7. A method of inhibiting production of EFN-γ in patients having a transplanted kidney, the method comprising administering to the patient having a transplanted kidney an amount of an angiotensin receptor-blocking compound, wherein the amount is effective to inhibit production of EFN-γ by T cells.

8. The method of claim 7, the angiotensin receptor-blocking compound is a type 1, angiotensin II receptor-blocking compound.

9. The method of claim 7 wherein the type 1, angiotensin II receptor-blocking compound is selected from the group consisting of losartan, valsartan, candesartan, and telmisartan.

10. A method of treating chronic allograft nephropathy, the method comprising administering to a patient having, or suspected of having, chronic allograft nephropathy (CAN) an anti-CAN-effective amount of an angiotensin receptor- blocking compound effective to inhibit T-cell production of EFN-γ.

11. The method of claim 10, wherein the angiotensin receptor-blocking compound is a type 1, angiotensin II receptor-blocking compound.

12. The method of claim 11, wherein the type 1, angiotensin II receptor-blocking compound is selected from the group consisting of losartan, valsartan, candesartan, and telmisartan.

13. Use of an angiotensin receptor-blocking compound in the manufacture of a medicament for inhibiting production of EFN-γ in patients having a transplanted organ.

14. The use of claim 13, wherein a type 1, angiotensin II receptor-blocking compound is used in the manufacture of the medicament.

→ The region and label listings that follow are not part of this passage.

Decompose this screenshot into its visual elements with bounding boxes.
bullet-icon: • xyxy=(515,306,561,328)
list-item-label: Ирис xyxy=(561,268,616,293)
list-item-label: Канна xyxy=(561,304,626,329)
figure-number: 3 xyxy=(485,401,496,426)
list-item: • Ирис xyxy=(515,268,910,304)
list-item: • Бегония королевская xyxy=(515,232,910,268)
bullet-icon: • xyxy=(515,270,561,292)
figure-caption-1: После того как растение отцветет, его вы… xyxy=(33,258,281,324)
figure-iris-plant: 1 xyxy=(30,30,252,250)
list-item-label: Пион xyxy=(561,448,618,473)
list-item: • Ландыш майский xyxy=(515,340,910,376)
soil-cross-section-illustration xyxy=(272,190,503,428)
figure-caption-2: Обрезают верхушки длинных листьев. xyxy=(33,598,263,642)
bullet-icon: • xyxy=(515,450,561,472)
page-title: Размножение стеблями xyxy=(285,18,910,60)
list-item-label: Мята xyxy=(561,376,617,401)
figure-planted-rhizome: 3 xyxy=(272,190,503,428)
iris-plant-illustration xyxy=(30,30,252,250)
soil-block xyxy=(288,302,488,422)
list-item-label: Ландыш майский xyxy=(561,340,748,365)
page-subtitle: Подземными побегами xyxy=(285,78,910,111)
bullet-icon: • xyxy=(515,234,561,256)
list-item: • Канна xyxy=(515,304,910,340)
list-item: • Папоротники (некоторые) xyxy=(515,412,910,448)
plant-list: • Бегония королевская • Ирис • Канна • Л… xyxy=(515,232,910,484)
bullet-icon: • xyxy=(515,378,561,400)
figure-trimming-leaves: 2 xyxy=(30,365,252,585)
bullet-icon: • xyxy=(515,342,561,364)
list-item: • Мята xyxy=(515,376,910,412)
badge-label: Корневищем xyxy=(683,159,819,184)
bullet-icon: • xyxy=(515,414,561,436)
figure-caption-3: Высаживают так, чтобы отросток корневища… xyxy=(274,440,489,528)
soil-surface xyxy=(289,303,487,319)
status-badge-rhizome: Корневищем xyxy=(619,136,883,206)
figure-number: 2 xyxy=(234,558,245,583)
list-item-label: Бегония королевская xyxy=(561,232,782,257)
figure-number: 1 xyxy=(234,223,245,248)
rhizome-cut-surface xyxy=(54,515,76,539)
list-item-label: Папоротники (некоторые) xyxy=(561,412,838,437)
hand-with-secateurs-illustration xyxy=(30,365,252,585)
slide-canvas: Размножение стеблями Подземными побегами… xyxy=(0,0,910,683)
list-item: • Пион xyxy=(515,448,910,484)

15. The use of claim 13, wherein a compound selected from the group consisting of losartan, valsartan, candesartan, telmisartan, and combinations thereof is used in the manufacture of the medicament.

16. The use of any one of claims 13, 14, or 15, wherein the angiotensin receptor- blocking compound is used in the manufacture of a medicament for inhibiting production of EFN-γ in patients having a transplanted kidney.

17. Use of an angiotensin receptor-blocking compound effective to inhibit T-cell production of EFN-γ in the manufacture of a medicament for treating chronic allograft nephropathy..

18. The use of claim 17, wherein a type 1, angiotensin II receptor-blocking compound is used in the manufacture of the medicament.

19. The use of any one of claims 17 or 18, wherein a compound selected from the group consisting of losartan, valsartan, candesartan, telmisartan, and combinations thereof is used in the manufacture of the medicament.